In 2001 Napangardi won first prize in the 18th National Aboriginal & Torres Strait Islander Art Award for her work Salt on Mina Mina, after winning lesser prizes in the same festival in 1991 and 1999.

She had many exhibitions in Australia and overseas. In 2002, the Museum of Contemporary Art, Sydney hosted an exhibition (Dancing up country) of Napangardi's work. Discussing the artist's work, expert Christine Nicholls wrote that "Dorothy Napangardi’s success as an artist lies in her ability to evoke a strong sense of movement on her canvases, an effect she achieves because of her remarkable spatial sense and compositional ability... [Her work] can be appreciated on multiple levels", though indigenous commentators tend to see painting as "a stage for human activity, rather than seeing the geometric aspects of the work." At the time of the exhibition, fellow artist Kathleen Petyarre thought there were parallels between Napangardi's approach to her work and that of Emily Kngwarreye.

Internationally, US-based Crown Point Press published a series of her prints and exhibited her paintings and prints in its gallery in San Francisco. The Hosfelt Gallery in San Francisco exhibited her paintings in a solo exhibition in 2005. She was included in a range of group shows, including in 2001 at the Sammlung Essl Museum in Vienna, Austria.

Napangardi’s work is found in many museums around the world, including the National Gallery of Australia, Canberra; the National Gallery of Victoria, the Art Gallery of South Australia, Adelaide, Queensland Museum, Brisbane, the Museum of Contemporary Art, Sydney, the Kluge-Ruhe Aboriginal Art Collection of the University of Virginia, Charlottesville, the Linden Museum, Stuttgart, Germany, and the Metropolitan Museum of Art, New York City.

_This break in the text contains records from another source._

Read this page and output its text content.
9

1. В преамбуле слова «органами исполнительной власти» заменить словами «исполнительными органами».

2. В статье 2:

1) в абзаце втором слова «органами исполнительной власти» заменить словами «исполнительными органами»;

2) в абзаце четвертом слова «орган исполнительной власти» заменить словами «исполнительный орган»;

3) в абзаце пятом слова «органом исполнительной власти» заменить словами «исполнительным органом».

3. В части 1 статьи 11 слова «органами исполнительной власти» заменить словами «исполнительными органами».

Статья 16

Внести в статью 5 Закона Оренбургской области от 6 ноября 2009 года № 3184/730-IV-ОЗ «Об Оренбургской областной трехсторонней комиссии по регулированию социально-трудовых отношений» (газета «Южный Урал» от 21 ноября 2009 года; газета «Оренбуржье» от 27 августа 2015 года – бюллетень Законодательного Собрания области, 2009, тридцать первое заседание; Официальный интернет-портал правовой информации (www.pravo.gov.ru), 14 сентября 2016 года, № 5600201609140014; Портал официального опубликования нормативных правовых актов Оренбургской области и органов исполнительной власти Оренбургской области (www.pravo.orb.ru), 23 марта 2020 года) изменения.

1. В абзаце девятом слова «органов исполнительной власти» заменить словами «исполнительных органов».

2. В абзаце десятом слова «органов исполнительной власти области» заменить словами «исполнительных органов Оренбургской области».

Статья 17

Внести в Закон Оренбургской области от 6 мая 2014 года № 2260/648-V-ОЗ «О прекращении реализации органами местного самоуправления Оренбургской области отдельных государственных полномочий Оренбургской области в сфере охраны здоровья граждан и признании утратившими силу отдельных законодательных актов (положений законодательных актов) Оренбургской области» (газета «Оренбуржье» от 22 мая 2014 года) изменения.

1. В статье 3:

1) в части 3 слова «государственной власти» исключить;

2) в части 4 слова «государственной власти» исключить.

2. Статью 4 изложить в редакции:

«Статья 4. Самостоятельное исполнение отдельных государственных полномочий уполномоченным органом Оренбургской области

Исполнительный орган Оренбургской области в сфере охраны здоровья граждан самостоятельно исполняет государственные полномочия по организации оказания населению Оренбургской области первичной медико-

She lived and worked in Alice Springs.

== Legacy ==
A retrospective exhibition of Dorothy Napangardi's work, Dorothy Napangardi Retrospective: The art and life of Dorothy Napangardi (1952–2013), was held at the Japingka Gallery (Perth, Western Australia) in 2020. The retrospective showed the artist’s journey towards the refined style of the later Mina Mina paintings that established her career as an outstanding artist. Thirty-six paintings and eleven limited edition prints were exhibited and available for sale.